XML Parsing


#1

Hi,

RSS feeds are relatively easy to parse and the SAX approach followed by NSXMLParser suits it.

But what if you were given some other website and were asked to fetch a information from it and populate your TableView, how would you go about it?

In my case, I am trying to develop an iPhone app for my University of Massachusetts. I got the news feed working.

Now I am on to next level where I want the app to display the Academic calendar information in a tableView.

The link is - http://www.umass.edu/registrar/gen_info/academic_calendar.htm

What parser will help me achieve this?

I am stuck here since last two days.

Any thoughts?

Thanks,
S.


#2

seems to me like you need to query the data via API using an NSURL … and the delivery format determines what parsing system to use. In the case of a webpage built with data and images etc … i believe you’re dealing with a formidable challenge.

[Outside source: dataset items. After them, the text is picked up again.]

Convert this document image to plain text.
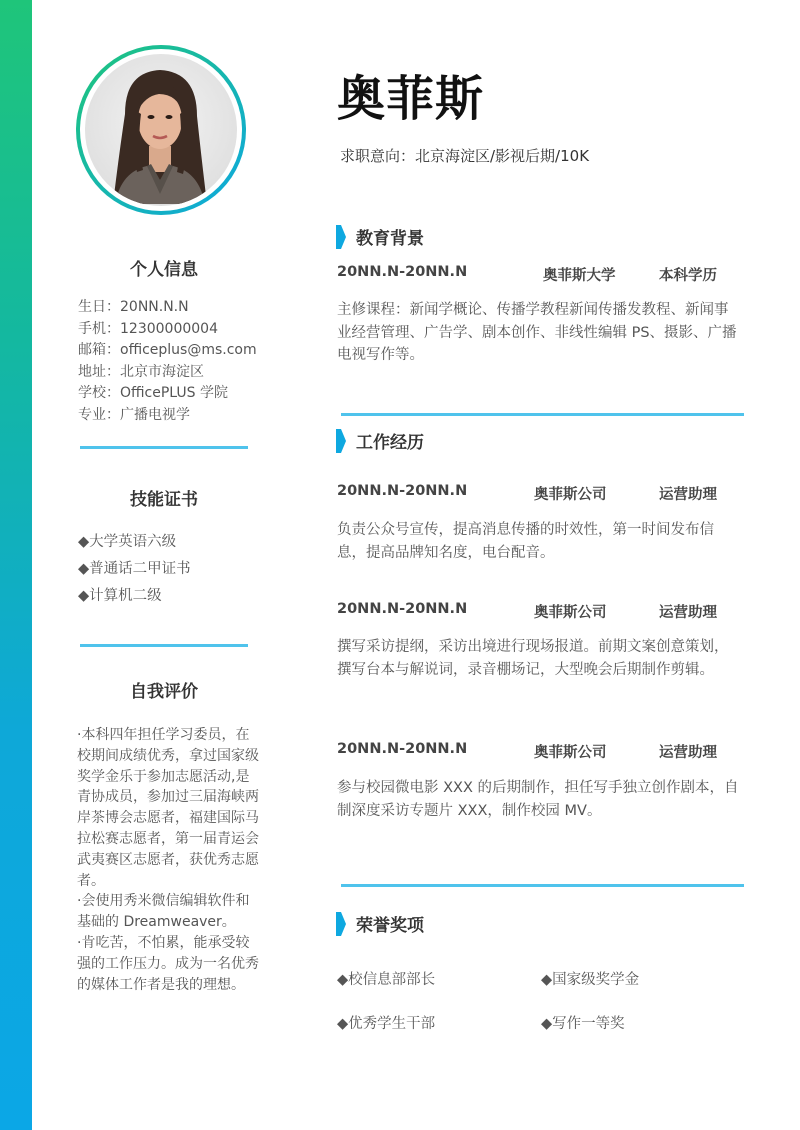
个人信息
生日：20NN.N.N
手机：12300000004
邮箱：officeplus@ms.com
地址：北京市海淀区
学校：OfficePLUS 学院
专业：广播电视学
技能证书
◆大学英语六级
◆普通话二甲证书
◆计算机二级
自我评价

·本科四年担任学习委员，在校期间成绩优秀，拿过国家级奖学金乐于参加志愿活动,是青协成员，参加过三届海峡两岸茶博会志愿者，福建国际马拉松赛志愿者，第一届青运会武夷赛区志愿者，获优秀志愿者。

·会使用秀米微信编辑软件和基础的 Dreamweaver。

·肯吃苦，不怕累，能承受较强的工作压力。成为一名优秀的媒体工作者是我的理想。

奥菲斯
求职意向：北京海淀区/影视后期/10K
教育背景
20NN.N-20NN.N	奥菲斯大学	本科学历
主修课程：新闻学概论、传播学教程新闻传播发教程、新闻事业经营管理、广告学、剧本创作、非线性编辑 PS、摄影、广播电视写作等。
工作经历
20NN.N-20NN.N	奥菲斯公司	运营助理
负责公众号宣传，提高消息传播的时效性，第一时间发布信息，提高品牌知名度，电台配音。
20NN.N-20NN.N	奥菲斯公司	运营助理
撰写采访提纲，采访出境进行现场报道。前期文案创意策划，撰写台本与解说词，录音棚场记，大型晚会后期制作剪辑。
20NN.N-20NN.N	奥菲斯公司	运营助理
参与校园微电影 XXX 的后期制作，担任写手独立创作剧本，自制深度采访专题片 XXX，制作校园 MV。
荣誉奖项
◆校信息部部长	◆国家级奖学金
◆优秀学生干部	◆写作一等奖
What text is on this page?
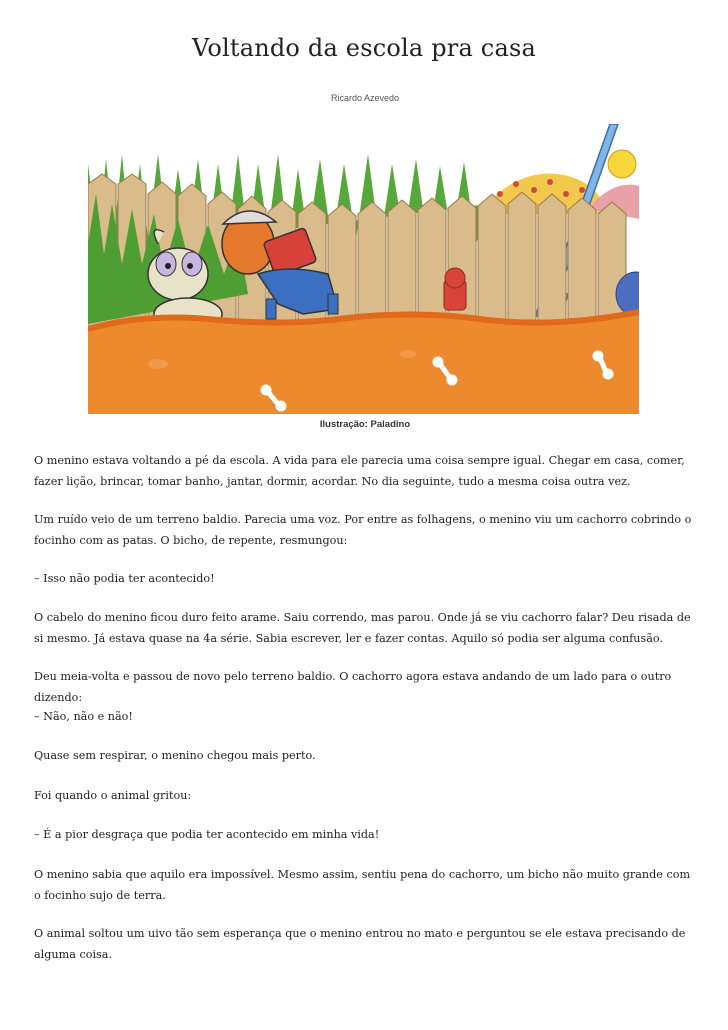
Voltando da escola pra casa
Ricardo Azevedo
Ilustração: Paladino

O menino estava voltando a pé da escola. A vida para ele parecia uma coisa sempre igual. Chegar em casa, comer, fazer lição, brincar, tomar banho, jantar, dormir, acordar. No dia seguinte, tudo a mesma coisa outra vez.

Um ruído veio de um terreno baldio. Parecia uma voz. Por entre as folhagens, o menino viu um cachorro cobrindo o focinho com as patas. O bicho, de repente, resmungou:

– Isso não podia ter acontecido!

O cabelo do menino ficou duro feito arame. Saiu correndo, mas parou. Onde já se viu cachorro falar? Deu risada de si mesmo. Já estava quase na 4a série. Sabia escrever, ler e fazer contas. Aquilo só podia ser alguma confusão.

Deu meia-volta e passou de novo pelo terreno baldio. O cachorro agora estava andando de um lado para o outro dizendo:

– Não, não e não!

Quase sem respirar, o menino chegou mais perto.

Foi quando o animal gritou:

– É a pior desgraça que podia ter acontecido em minha vida!

O menino sabia que aquilo era impossível. Mesmo assim, sentiu pena do cachorro, um bicho não muito grande com o focinho sujo de terra.

O animal soltou um uivo tão sem esperança que o menino entrou no mato e perguntou se ele estava precisando de alguma coisa.
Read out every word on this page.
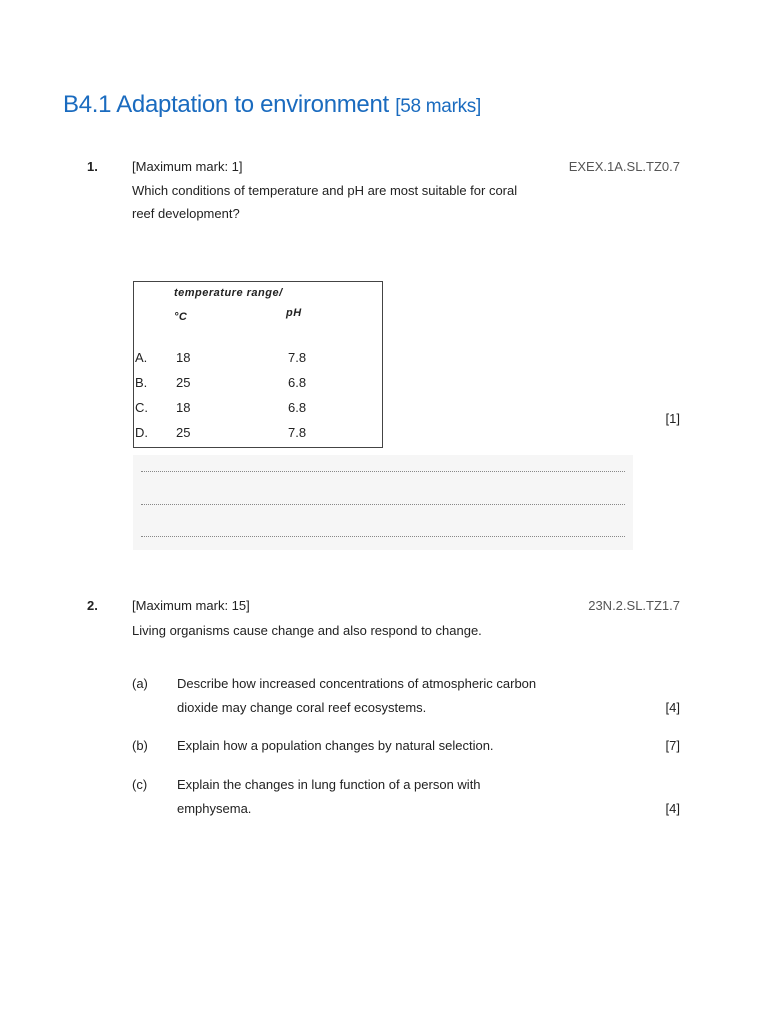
B4.1 Adaptation to environment [58 marks]
1.	[Maximum mark: 1]	EXEX.1A.SL.TZ0.7
Which conditions of temperature and pH are most suitable for coral
reef development?
temperature range/
°C	pH
A. 18	7.8
B. 25	6.8
C. 18	6.8
D. 25	7.8
[1]
2.	[Maximum mark: 15]	23N.2.SL.TZ1.7
Living organisms cause change and also respond to change.
(a) Describe how increased concentrations of atmospheric carbon
dioxide may change coral reef ecosystems.	[4]
(b) Explain how a population changes by natural selection.	[7]
(c) Explain the changes in lung function of a person with
emphysema.	[4]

As far as parsers of choice … on iOS5 it’s NSXMLParser and NSJSONSerialization (which i’m not familiar with yet), however i’m told there are several third-party libraries. Which to use again depends on your needs … but parsing webpages is not happening (yet) on iOS 5 that i’m aware of. Hope i’m wrong! :slight_smile:


#3

It is not a HTML parser hence it doesn’t work on websites returning HTML content.


#4

If the page were XHTML, you could still use the NSXMLParser. However, this page is not, so it looks like you’re relegated to one of the following options.

Use a 3rd-party library to clean up the HTML so that it validates as XHTML, then parse using the techniques from the book. It’s actually pretty easy to generate something akin to a DOM tree by hand using just a few lines of code using NSXMLParser, as long as the parser successfully gets through the whole document. I built the code for that and then ran into an error fairly quickly (a tag that did not close properly).

Use a 3rd-party library to parse the HTML as-is. I haven’t done this myself, but the best I could find with a little search-engine elbow grease was here: http://stackoverflow.com/questions/405749/parsing-html-on-the-iphone

Extract the stuff that you’re interested in by hand, using a combination of NSString utilities and NSRegularExpressions. This is probably more trouble than it’s worth, but it’s an option nonetheless.